Dress designer Tilly Dunnage returns to her small hometown in Australia for the first time since her childhood. With her stylish wardrobe and talent for design, Tilly certainly turns heads. However, Tilly must confront a trauma from her past…
Based on Rosalie Ham’s novel, The Dressmaker tells the story of an accomplished designer returning to her small childhood home after many years away. Director Jocelyn Moorhouse’s film offers several strands, combining drama with comedy and mystery.
The central narrative in The Dressmaker focuses on Tilly’s return to her hometown and her reasons for leaving many years before. This aspect of the story affords the film an aspect of mystery. The exact details of what happened when Tilly was a girl are not revealed until a good way into the film. Yet, the mystery of the incident is not the crux of The Dressmaker; there is significant action that takes place after the reveal is made.

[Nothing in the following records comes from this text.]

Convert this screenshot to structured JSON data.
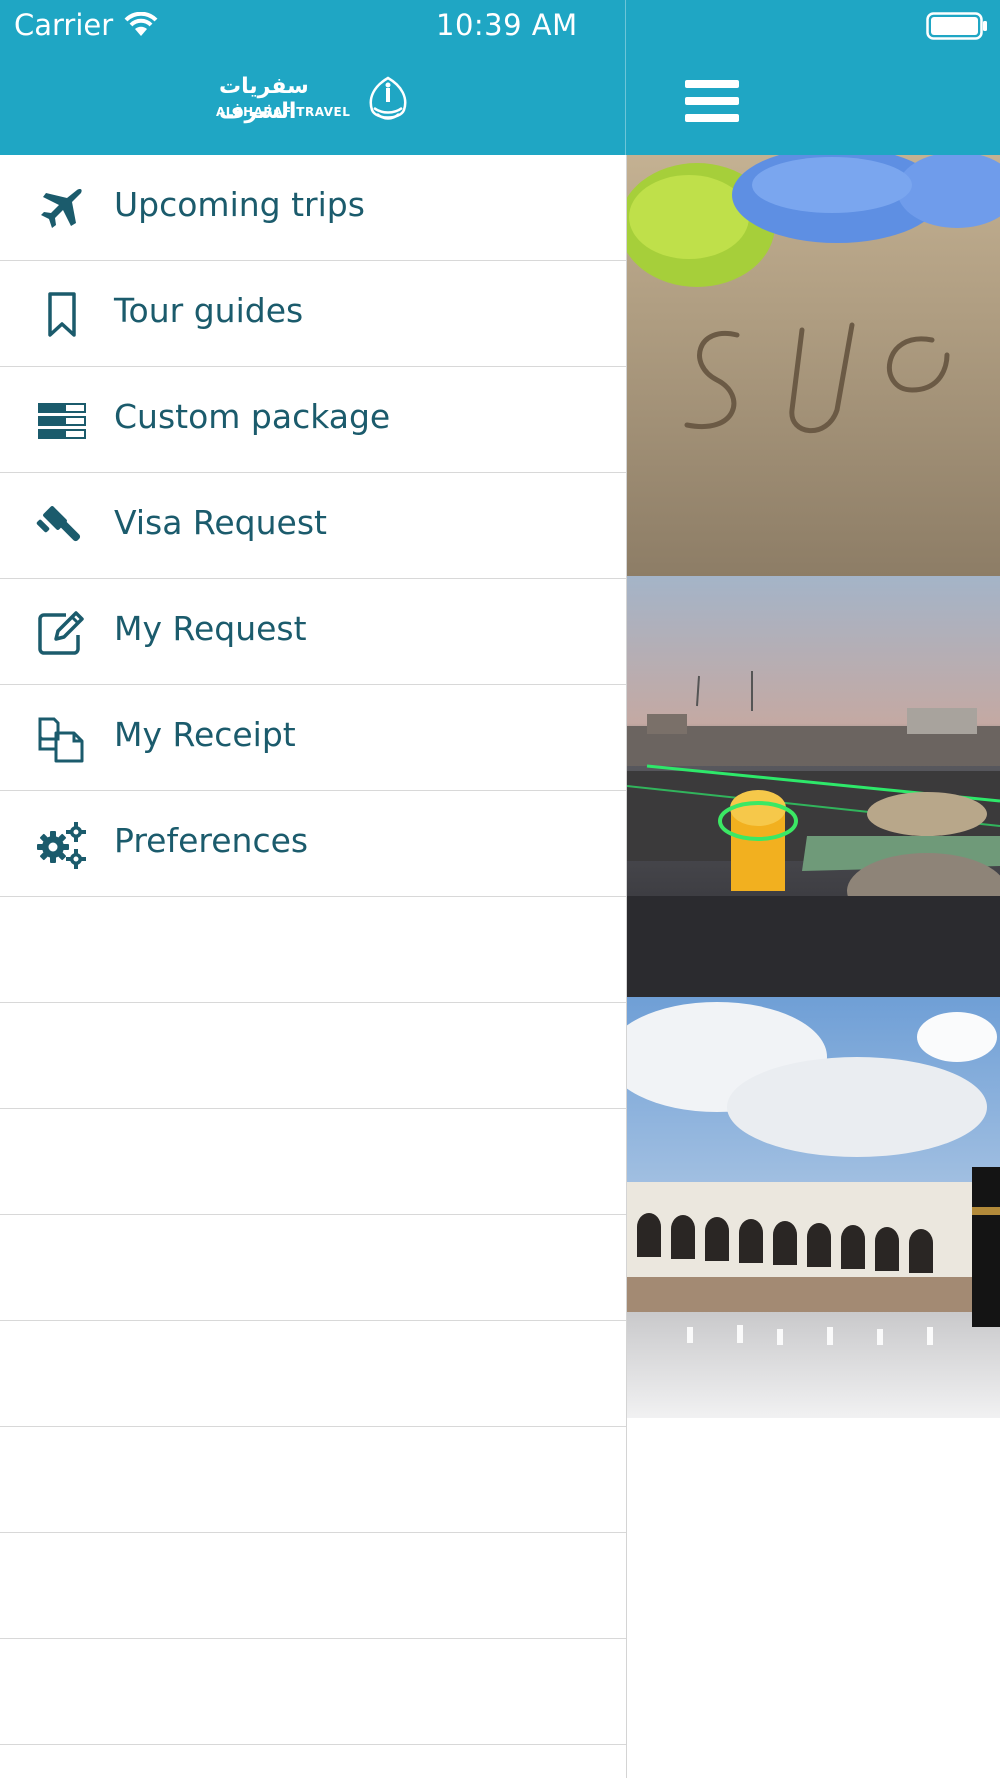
{
  "status_bar": {
    "carrier": "Carrier",
    "time": "10:39 AM"
  },
  "header": {
    "logo_arabic": "سفريات الشرف",
    "logo_english": "ALSHARAF TRAVEL"
  },
  "menu": {
    "items": [
      {
        "label": "Upcoming trips",
        "icon": "airplane-icon"
      },
      {
        "label": "Tour guides",
        "icon": "bookmark-icon"
      },
      {
        "label": "Custom package",
        "icon": "package-list-icon"
      },
      {
        "label": "Visa Request",
        "icon": "gavel-icon"
      },
      {
        "label": "My Request",
        "icon": "edit-icon"
      },
      {
        "label": "My Receipt",
        "icon": "documents-icon"
      },
      {
        "label": "Preferences",
        "icon": "gears-icon"
      }
    ]
  },
  "colors": {
    "header": "#1fa6c4",
    "menu_text": "#1b5b6c",
    "icon": "#1b5b6c",
    "divider": "#d8d8d8"
  }
}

Other strands concentrate on Tilly’s relationship with her mother, a love interest, and a thirst for revenge. Some of these strands work better than others. The mother-daughter relationship is well-written and well-cultivated. The relationship develops at a good pace, and feels as if it reaches a satisfying conclusion. The love story is less convincing, however. Given the other incidents that occur in The Dressmaker, the love story could have been substituted for something platonic. The film begins as a mystery drama with comedy flecks, and ends up somewhere else by the finale.
Costumes and styling in The Dressmaker are eye-catching. Kate Winslet offers as competent a performance as ever, whilst Judy Davis is a scene-stealer. Hugo Weaving amuses in a supporting role, but Liam Hemsworth is given little depth to his character.
The Dressmaker can feel a little overlong, but for the most part the film entertains. The tone is certainly amiable.